What needs to be noted is that Mitchell's tales of gluttony came more than 30 years after the publication of The Jungle (1906), Upton Sinclair's novel exposing the cruel conditions (for both man and animal) in the Chicago stockyards. Though Sinclair hoped his book would lead to labor reform, the major piece of legislation related to The Jungle was the Pure Food and Drug Act. Readers may have been bothered by the hard life of meat cutters, but it seems they were first and foremost concerned with the quality of meat that arrived at their dinner tables. Sinclair was quoted as saying, "I aimed at the public's heart and by accident I hit it in the stomach."
Looking back, this shouldn't surprise us, considering the centrality of beef, poultry, and pork in the American diet.

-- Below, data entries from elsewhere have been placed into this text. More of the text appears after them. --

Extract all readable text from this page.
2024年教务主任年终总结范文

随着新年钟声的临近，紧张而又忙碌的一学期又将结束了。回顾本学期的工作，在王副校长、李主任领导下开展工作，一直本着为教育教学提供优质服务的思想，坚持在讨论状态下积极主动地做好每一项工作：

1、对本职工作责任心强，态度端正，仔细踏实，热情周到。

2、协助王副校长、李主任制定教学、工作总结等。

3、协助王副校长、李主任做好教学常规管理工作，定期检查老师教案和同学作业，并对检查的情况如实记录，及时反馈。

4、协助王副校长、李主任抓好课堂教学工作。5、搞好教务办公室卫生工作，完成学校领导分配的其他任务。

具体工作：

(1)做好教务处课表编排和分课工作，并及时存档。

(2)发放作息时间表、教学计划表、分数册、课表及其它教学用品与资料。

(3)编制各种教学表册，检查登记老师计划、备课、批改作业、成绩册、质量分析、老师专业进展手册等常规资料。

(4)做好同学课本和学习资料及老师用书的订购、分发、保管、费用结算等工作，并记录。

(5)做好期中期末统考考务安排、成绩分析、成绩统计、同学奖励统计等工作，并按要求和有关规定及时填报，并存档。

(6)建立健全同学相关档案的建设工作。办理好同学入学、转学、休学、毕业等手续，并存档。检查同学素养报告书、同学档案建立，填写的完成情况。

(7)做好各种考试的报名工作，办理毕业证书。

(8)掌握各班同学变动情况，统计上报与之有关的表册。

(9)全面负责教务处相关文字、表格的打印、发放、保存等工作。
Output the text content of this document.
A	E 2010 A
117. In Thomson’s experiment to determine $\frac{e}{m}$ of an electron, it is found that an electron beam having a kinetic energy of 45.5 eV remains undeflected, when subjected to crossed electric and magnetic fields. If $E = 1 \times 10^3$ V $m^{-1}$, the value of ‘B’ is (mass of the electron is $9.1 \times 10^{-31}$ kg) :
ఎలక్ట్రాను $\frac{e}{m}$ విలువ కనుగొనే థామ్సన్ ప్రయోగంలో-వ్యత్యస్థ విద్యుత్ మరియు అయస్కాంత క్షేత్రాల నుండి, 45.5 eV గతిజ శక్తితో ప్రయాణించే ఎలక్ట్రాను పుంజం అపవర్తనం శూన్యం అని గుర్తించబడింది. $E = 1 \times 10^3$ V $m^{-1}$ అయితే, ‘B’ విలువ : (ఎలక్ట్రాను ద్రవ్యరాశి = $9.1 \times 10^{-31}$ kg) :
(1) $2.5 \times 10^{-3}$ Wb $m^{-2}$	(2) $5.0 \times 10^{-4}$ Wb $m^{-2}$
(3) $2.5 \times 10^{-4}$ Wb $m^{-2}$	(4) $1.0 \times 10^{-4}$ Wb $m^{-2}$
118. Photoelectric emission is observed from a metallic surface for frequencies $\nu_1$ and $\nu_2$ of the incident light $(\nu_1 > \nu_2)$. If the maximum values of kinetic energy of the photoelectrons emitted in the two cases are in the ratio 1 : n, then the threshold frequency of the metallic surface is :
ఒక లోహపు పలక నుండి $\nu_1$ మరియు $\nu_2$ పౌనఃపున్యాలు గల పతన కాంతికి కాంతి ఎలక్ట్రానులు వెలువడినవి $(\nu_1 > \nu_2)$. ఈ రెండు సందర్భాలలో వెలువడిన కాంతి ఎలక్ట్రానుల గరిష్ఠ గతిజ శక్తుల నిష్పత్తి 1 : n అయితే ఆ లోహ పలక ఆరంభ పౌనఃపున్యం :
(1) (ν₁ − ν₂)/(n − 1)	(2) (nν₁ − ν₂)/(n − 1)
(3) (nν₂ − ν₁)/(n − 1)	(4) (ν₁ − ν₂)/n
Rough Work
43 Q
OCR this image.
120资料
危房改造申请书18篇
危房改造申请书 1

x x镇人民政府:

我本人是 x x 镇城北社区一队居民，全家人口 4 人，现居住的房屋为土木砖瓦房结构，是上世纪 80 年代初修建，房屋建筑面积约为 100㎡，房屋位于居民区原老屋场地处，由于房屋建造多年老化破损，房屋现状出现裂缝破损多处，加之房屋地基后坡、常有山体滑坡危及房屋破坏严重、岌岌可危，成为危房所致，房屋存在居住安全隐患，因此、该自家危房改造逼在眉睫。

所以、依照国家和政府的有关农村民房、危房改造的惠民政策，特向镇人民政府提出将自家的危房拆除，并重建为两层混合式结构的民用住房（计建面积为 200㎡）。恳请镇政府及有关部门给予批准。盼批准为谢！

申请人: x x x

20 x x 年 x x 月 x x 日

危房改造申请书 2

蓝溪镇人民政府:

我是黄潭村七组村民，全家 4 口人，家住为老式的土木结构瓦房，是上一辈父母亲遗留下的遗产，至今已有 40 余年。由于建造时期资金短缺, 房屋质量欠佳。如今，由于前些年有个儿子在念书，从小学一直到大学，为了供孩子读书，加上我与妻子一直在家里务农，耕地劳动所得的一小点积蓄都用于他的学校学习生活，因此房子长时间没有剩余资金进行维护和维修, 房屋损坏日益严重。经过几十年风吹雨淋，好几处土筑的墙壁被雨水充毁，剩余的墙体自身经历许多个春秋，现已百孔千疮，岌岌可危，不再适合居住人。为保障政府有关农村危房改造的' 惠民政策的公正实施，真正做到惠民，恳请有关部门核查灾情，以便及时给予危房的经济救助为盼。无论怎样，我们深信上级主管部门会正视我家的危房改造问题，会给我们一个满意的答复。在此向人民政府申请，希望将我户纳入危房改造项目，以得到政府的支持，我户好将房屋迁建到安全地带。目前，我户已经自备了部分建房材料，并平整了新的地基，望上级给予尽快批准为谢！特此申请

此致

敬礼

Over the centuries, however, each of these types of meats has taken turns at the top of the list. Roger Horowitz explains why these shifts occurred. Technological innovations such as the gas stove, refrigeration, and cellophane were crucial. Meat companies have also successfully influenced consumer preferences (getting us to love hot dogs) as well as vice versa (getting them to make better bacon).
Until the early 20th century, the predominant choice of meat in America was pork, and largely as a matter of practicality. In its cured form, pork could last through an entire winter--hogs were traditionally slaughtered in late fall. And while the affluent were able to procure ham, poorer Americans managed to get by on salt pork preserved in barrels (hence the term "bottom of the barrel").